Separation of powers: Attempts to ‘pack’ the Supreme Court have a long history
Published 2:38 pm Tuesday, October 13, 2020
Depending on one’s partisan leanings, the latest national furor over so-called “court-packing” started with the failed 2016 Supreme Court nomination of U.S. Court of Appeals for the District of Columbia Chief Judge Merrick B. Garland. Former President Barack Obama nominated Garland as the successor to the late U.S. Supreme Court Justice Antonin Scalia.
Or, partisans from across the aisle say, it was begun by the current Supreme Court nomination of U.S. Court of Appeals for the Seventh Circuit June Amy Coney Barrett by President Donald Trump in an attempt to fill the seat vacated by the death of the late U.S. Supreme Court Justice Ruth Bader Ginsberg.
Like everything else in our country these days, there are decidedly partisan sides to the court-packing debate.
Democrats, wary of a conservative Supreme Court majority and seeing the political handwriting on the wall that the court is likely to become more conservative with the confirmation of Judge Barrett, see an effort to “pack” the court with more liberal judges as the only short-term solution to the philosophical split of the current nine-member Supreme Court. Barrett’s confirmation would escalate this issue. Republicans are just as invested in maintaining the conservative advantage by resisting any court-packing effort.
The U.S. Constitution in 1787 did not establish a certain number of Supreme Court justices. The Judiciary Act of 1789 established a high court of six justices. With the Supreme Court at the top of a three-tiered federal judicial system, problems arose.
The lowest level was the federal district judges, who originally heard minor federal disputes and maritime cases. The Judiciary Act organized a second tier of federal circuit courts, comprised originally of two Supreme Court justices and one federal district judges.
Each Supreme Court justice was assigned a circuit district, so those early jurists traveled almost constantly to hear trial cases and appeals. Partisan battles over the makeup of the circuit court quickly developed.

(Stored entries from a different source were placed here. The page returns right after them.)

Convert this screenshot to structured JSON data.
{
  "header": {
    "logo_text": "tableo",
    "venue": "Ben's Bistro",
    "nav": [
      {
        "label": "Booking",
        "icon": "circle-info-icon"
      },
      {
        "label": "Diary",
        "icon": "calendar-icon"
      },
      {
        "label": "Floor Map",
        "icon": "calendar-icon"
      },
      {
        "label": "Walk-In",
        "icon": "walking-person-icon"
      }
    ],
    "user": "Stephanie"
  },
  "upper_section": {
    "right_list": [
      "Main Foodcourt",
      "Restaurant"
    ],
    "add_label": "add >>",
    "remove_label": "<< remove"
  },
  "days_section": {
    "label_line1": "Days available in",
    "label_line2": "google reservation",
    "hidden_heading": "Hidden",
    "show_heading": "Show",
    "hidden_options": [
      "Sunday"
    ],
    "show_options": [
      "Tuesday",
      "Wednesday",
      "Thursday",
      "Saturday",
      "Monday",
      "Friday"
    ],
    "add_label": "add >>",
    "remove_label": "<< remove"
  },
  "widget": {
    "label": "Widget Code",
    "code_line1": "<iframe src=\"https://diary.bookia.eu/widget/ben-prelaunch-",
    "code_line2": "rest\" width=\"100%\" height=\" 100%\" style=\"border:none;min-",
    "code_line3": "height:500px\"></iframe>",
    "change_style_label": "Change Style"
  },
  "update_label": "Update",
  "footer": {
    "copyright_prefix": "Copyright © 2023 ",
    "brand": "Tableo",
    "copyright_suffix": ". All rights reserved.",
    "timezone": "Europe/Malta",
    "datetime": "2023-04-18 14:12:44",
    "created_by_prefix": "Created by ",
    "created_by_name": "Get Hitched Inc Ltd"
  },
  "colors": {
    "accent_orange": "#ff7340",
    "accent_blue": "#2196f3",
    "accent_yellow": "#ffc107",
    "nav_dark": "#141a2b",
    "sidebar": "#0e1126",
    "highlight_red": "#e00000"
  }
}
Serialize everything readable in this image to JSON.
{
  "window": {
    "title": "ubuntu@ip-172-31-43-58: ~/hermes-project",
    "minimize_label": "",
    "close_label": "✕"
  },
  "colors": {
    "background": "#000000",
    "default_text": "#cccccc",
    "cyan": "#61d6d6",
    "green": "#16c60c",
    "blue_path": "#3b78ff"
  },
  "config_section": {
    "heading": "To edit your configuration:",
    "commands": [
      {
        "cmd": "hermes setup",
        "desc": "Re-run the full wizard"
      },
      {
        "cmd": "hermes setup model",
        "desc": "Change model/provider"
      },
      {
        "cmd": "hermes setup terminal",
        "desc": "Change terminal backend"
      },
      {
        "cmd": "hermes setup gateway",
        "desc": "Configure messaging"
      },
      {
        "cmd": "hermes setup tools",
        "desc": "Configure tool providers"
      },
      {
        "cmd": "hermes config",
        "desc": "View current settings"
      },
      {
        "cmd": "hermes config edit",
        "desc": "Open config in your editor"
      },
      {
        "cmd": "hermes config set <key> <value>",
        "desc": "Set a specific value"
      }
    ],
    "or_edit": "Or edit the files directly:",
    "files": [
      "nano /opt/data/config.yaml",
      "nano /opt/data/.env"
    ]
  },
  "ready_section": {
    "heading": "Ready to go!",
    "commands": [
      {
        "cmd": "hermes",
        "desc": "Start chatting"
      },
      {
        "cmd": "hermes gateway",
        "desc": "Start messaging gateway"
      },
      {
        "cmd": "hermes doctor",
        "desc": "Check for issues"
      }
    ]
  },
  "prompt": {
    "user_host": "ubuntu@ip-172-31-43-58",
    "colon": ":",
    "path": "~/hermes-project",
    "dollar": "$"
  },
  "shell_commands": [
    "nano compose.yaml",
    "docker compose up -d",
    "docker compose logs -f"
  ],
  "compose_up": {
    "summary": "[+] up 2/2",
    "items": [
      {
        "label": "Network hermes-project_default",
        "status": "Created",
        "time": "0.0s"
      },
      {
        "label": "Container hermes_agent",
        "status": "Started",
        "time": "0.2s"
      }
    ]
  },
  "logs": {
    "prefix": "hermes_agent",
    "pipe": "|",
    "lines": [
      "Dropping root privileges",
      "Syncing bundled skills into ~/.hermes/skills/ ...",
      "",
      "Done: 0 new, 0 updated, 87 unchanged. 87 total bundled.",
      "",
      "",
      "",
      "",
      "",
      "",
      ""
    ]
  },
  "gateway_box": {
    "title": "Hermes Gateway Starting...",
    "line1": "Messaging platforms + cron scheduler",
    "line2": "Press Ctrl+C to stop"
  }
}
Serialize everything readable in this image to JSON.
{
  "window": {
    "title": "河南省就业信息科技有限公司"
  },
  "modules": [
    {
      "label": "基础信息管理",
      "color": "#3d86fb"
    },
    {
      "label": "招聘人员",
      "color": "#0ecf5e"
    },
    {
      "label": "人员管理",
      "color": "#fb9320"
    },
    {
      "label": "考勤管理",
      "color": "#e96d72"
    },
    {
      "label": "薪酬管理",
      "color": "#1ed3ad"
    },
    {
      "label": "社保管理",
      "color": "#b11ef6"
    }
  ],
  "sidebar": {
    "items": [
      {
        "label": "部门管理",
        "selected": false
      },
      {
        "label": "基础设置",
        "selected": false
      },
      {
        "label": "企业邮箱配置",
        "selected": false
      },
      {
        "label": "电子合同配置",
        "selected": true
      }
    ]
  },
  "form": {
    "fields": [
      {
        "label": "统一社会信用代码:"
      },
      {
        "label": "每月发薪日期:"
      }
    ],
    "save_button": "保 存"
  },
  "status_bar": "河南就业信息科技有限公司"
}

That led to the Judiciary Act of 1801, which created six new federal circuit judgeships and reduced the Supreme Court from six to five members. But that changes happened at the end of the term of President John Adams, and his successor, Thomas Jefferson, repealed the bill. The high court reverted to six members and eventually to seven in 1807 when another federal circuit was added due to America’s westward expansion.
By 1837, the growth saw President Andrew Jackson and Congress add two more federal circuit districts and two more Supreme Court justices, bringing the total to nine members. In 1863, Congress and President Abraham Lincoln added a 10th federal circuit and a 10th Supreme Court justice.
But the aftermath of the Civil War saw northern congressional Republicans fearful that new Democratic President Andrew Johnson of Tennessee would influence the courts to adopt “Black codes” and limit the rights of the newly freed slaves. Congress adopted the Judicial Circuits Act, which dropped the Supreme Court to seven justices.
In 1869, Republicans passed another judiciary act and restored the high court to nine members. The nine-member Supreme Court remained stable until a divisive effort to actively pack the court with judges who would support this New Deal legislative package’s second phase.
The so-called “Nine Old Men” of the 1937 Supreme Court has been hard on FDR’s original New Deal initiatives. So, in the name of helping reduce their workload, he advocated expanding the court to 15 justices. The move backfired when the public and the press roundly panned the effort.
While there’s nothing unconstitutional about court-packing, it’s a bit like summarily rejecting baseball umpires until you find one who will call the pitch that’s clearly a ball a strike to the benefit of one’s favorite team.
Given the hyper-partisan nature of our country right now, court-packing as the new normal won’t bode well for the future of the separation of powers.